The Flume structure and source code analysis
In learning the Flume source recently, so I want to write a Flume source study notes for learning need friends reference.
1, the Flume is introduced
The Flume is cloudera company open source of a distributed, a large number of log data collection, aggregation, and reliably and moved to the storage;Through the transaction mechanism provides reliable message transmission support, built-in load balancing mechanism to support scale;For the use of direct and provides some default components.
The Flume is common application scenarios: log - > the Flume - > real-time calculation (such as Kafka + Storm), log - > the Flume - > offline calculation (such as the HDFS, HBase), log - > the Flume - > ElasticSearch.
2, overall architecture,
The Flume is mainly divided into three components: the Source, Channel, Sink;The data flow as shown in the figure below:
1, the Source is responsible for the log into, such as from the file, network, such as Kafka data into the data, there are two kinds of data into the way of training in rotation pull and event-driven;
2, the Channel is responsible for data aggregation/staging, such as temporary to memory, local files, database, Kafka, etc., the log data is not in the pipeline for a long time, will soon be Sink consumed;
3, Sink is responsible for the data transfer to the storage, such as the log from the Channel after storage directly to the HDFS, HBase, Kafka, ElasticSearch, etc., and then like Hadoop, Storm, or query data analysis such as ElasticSearch.
An Agent will be at the same time, there are the three components, the Source and Sink are executed asynchronously, do not affect each other.
Suppose that we have collected and index Nginx access log, we can deploy as follows:
1, Agent and Web Server is deployed on the same machine;
2, the Source using ExecSource and use the tail command log;
3, the Channel using MemoryChannel because log data lost points also nothing major problems;
4, Sink using ElasticSearchSink written to ElasticSearch, here you can configure multiple ElasticSearch server IP: PORT list to enhance processing capacity.

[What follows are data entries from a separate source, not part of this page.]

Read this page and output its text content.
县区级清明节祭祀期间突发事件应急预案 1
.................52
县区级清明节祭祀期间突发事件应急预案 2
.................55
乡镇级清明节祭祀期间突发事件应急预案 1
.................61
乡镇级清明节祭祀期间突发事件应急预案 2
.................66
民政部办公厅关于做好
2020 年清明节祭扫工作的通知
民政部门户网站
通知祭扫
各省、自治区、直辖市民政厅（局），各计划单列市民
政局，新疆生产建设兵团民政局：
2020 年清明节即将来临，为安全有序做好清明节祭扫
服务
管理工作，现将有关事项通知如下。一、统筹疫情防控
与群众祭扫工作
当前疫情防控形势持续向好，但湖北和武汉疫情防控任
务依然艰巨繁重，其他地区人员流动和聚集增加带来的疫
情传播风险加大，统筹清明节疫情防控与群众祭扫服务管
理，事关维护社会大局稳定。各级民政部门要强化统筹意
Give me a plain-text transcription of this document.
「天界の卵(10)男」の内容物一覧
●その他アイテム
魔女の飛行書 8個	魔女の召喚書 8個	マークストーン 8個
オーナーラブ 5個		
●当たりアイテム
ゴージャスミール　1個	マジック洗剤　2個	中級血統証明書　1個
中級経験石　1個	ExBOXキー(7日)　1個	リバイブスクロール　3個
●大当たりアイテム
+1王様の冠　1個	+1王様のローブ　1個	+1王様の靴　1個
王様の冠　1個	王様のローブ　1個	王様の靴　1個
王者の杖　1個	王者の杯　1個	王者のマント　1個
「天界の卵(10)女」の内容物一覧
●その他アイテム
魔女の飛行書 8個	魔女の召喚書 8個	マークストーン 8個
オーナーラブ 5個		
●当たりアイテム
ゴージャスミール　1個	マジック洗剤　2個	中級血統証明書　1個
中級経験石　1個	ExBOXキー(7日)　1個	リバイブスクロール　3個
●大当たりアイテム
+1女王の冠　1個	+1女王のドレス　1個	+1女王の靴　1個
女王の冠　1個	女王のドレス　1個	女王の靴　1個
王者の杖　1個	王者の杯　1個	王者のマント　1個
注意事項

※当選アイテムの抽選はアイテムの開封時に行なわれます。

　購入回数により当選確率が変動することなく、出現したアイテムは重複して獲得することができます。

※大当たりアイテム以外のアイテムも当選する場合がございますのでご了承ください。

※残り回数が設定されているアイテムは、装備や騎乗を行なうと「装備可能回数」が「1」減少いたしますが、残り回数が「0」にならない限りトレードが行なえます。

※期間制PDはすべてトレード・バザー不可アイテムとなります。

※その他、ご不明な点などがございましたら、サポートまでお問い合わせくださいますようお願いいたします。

Introduces how log flow above, for complex log collection, we need to Source log filtering, wrote more than one Channel, to defeat the Sink/load balance processing, such as the Flume are provided by default support:
1, the log will be introduced to the Source collection ChannelProcessor component, the first through the Interceptor log filter, if exposed to the Servlet the concept is similar, you can refer to theServlet3.1 translation - filters";Filter can filter out logs, can also modify the log content;
2, filtering, next to the ChannelSelector processing, after the completion of the default provides two selector: copy or multiplex selector;Copy or copy a log to the multiple Channel;And multiplexing can according to the configuration of the selector conditions, the eligible routed to the appropriate Channel;There may be exist when writing multiple Channel failed, to deal with the failure of two kinds: try again later or ignored.Retry generally adopts the exponential time to try again.
We give Channel, said the Source production log before Sink from log Channel consumption;Both of it is asynchronous, so the Sink you just need to monitor their relationship Channel change.
Here we can to filter/modify Source journal, make a copy of a message/routing to multiple Channel, in the case of Sink should exist to write fail, Flume default provides the following strategies:
The default policy is a Sink, failed, the transaction fails, try again later.
The Flume also provides failover strategies:
Failover strategy is to define the priorities for a multiple Sink, assuming that one failed, the routing to the next priority Sink;Sink just throw an exception is seen as a failure, is removed from the live Sink, exponential time then waits for a retry, default is waiting for thestart of the 1 s retry, maximum wait for retry time is 30 s.
The Flume also provides load balancing strategy:
The default load balancing algorithm provides two: training in rotation and random.Through the abstract of a sort of ChannelSelector SinkSelector selection, compensation mechanism and algorithm of Failover similar failure, but failure is off by default compensation, need to configure the backoff parameter to true.
Involved in the Flume were introduced up some core components, how the Source and Sink asynchronous, transaction mechanism provided by the Channel, etc. We speak when we follow-up analysis components.
Suppose that we need to collect a lot of client log and they are some buffer or centralized processing, can deploy a polymer layer, overall architecture is similar to the following:
1, the first is the log collection layer, the layer of the Agent and the application deployed on the same machine, is responsible for collecting such as Nginx access log;Then through RPC will log into collecting/polymer layer;In this layer should be fast acquisition to the log and then into the collection/polymer layer;
2, collect/polymer layer logging collecting or aggregation, and can undertake fault-tolerant processing, such as failover or load balancing, to enhance the reliability;Also can be in the Channel, the layer to open file do data buffer;
3, collect/polymer layer to filter or modify the data and then for storage or processing;Such as storage to the HDFS, or into the Kafka and then through the Storm of real-time data processing.
To this from the core components of the Flume to general deployment architecture we overview, and involves some implementation details in the next section are introduced in details.